Extreme radiation events
Clearly, in the case of accidents such as at Chernobyl and Fukushima the situation is much less well controlled. Doses of around 30mSv were received by the 115,000 people living in settlements close to Chernobyl before the 30km-radius exclusion zone was evacuated days later. In the case of Fukushima evacuation up to 20km from the power plants was much faster. Much higher doses (up to 250mSv) were received by some clean-up workers after Chernobyl, and little is known yet about doses to clean-up workers at Fukushima. If recent reports of doses up to 2.2 Sv/hour from leaking tanks on the site are true and if this dose is from gamma rays, then it may soon become too dangerous to work on the site.
To cause death within hours of exposure to radiation, the dose needs to be very high, 10Gy or higher, while 4-5Gy will kill within 60 days, and less than 1.5-2Gy will not be lethal in the short term. However all doses, no matter how small, carry a finite risk of cancer and other diseases.

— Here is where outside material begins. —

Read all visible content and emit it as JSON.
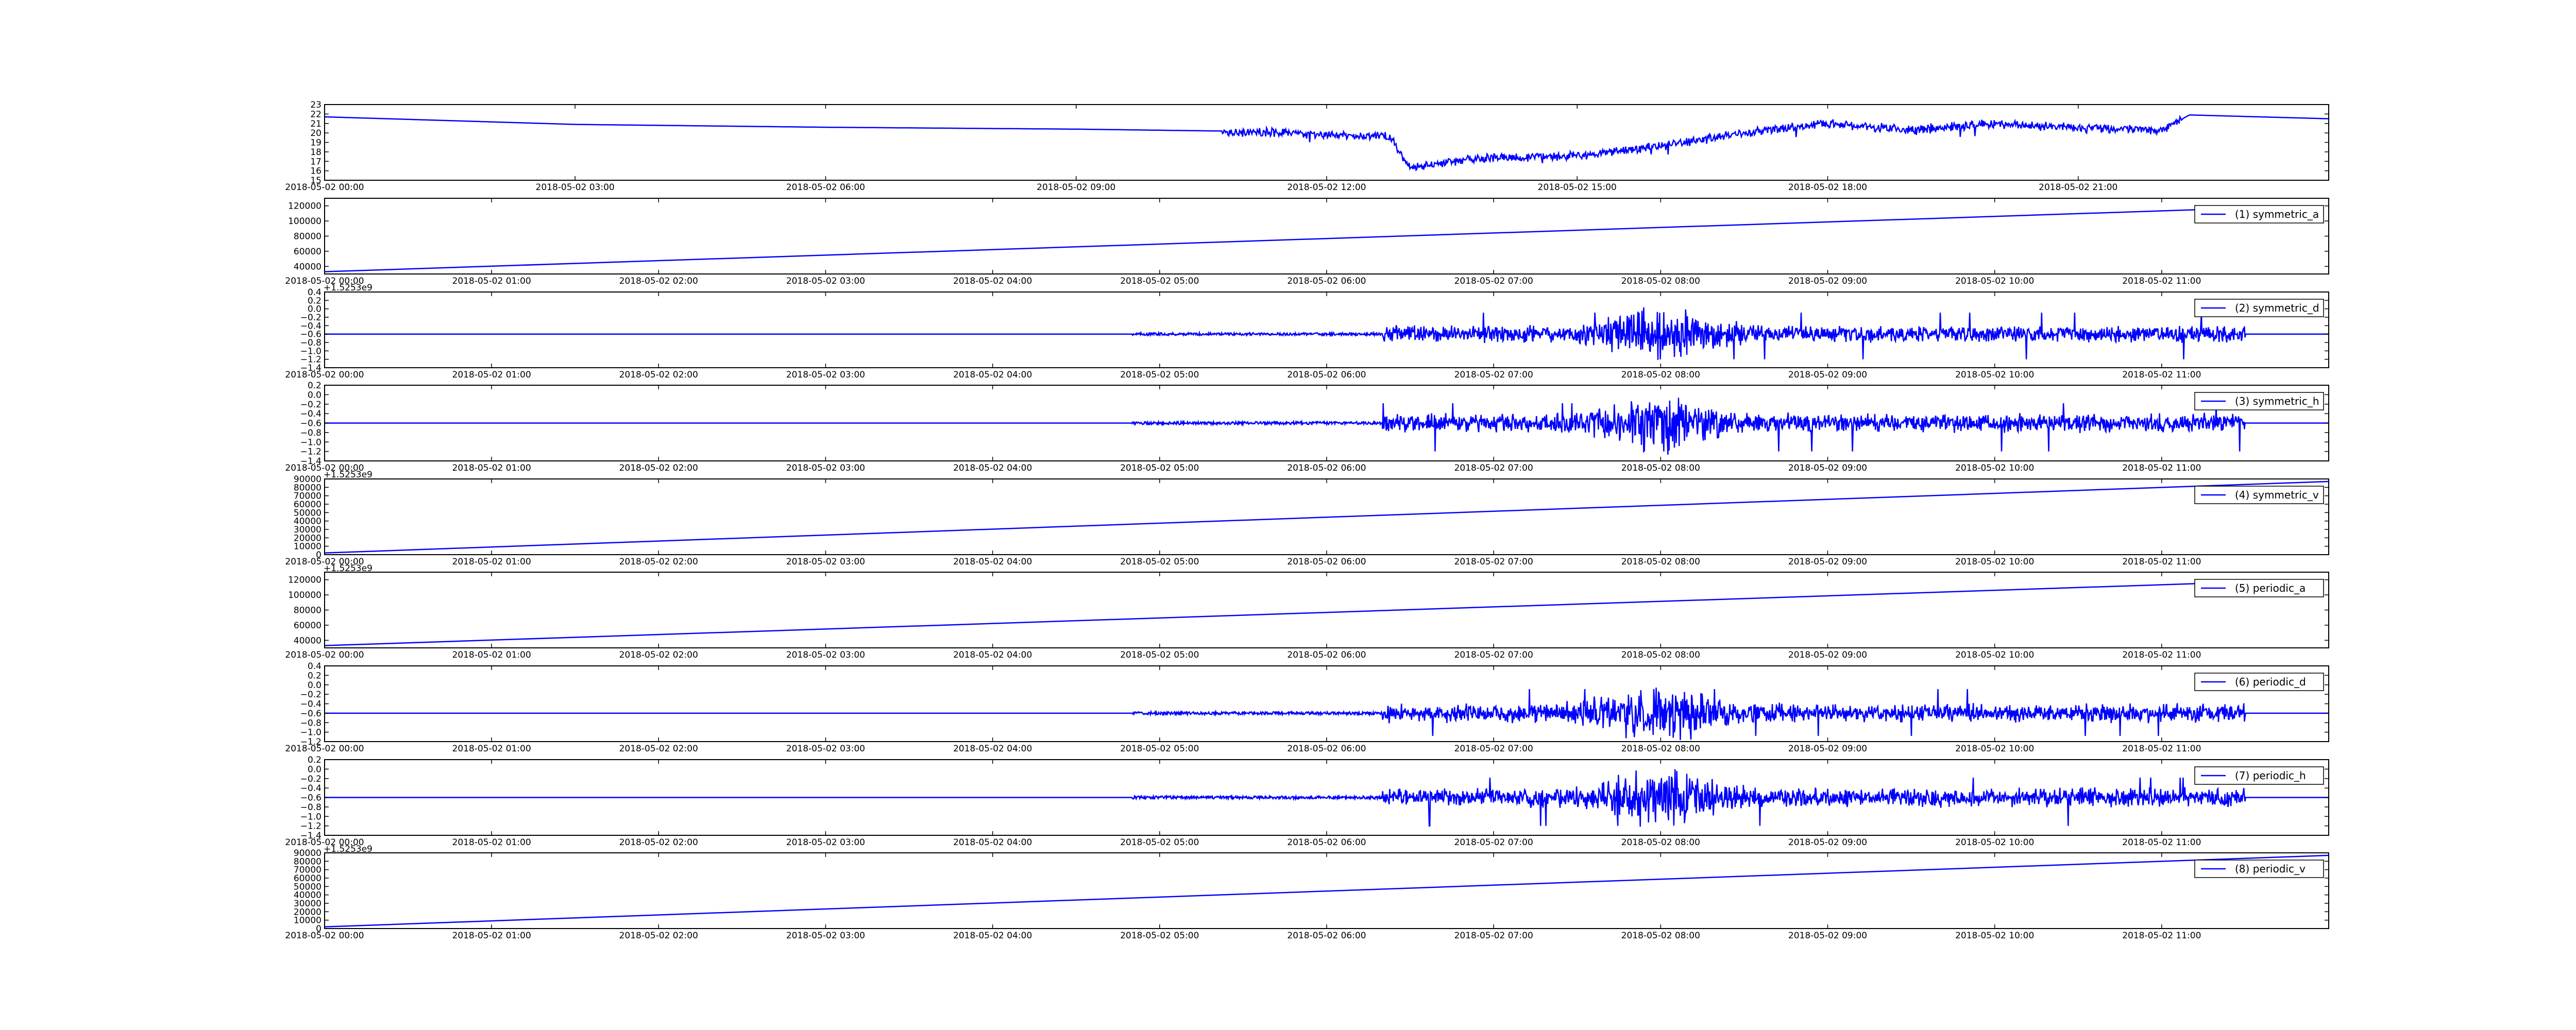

A very approximate rule of thumb is that 1Sv carries a risk of a 10% increase in lifetime risk of cancer. This cancer risk may persist for the remainder of life but is unlikely to appear before at least 10-20 years after exposure. So, exposure from accumulated natural background radiation up to the age of 50 years (=100mSv) increases the ~30 percent lifetime risk of cancer to ~31 percent and mortality from ~25 percent to ~26 percent. On this basis some 30,000 to 60,000 cancer deaths worldwide, but mainly in Europe, will have been caused by the Chernobyl accident, and many still remain to occur.
Much discussion is made of the so-called low dose problem. Effects from doses of less than 50mSv are difficult to assess directly due to the high background of spontaneous (naturally occurring) cancer, so it has been necessary to extrapolate down from measurements of effects at higher doses. The question is whether there is a dose threshold below which there is no effect. From what we know that threshold must be below 10mSv and by the age of ten everybody has received at least 10mSv natural background radiation from natural background sources, so there is no argument for a threshold – all doses of radiation, no matter how small, entail a finite risk.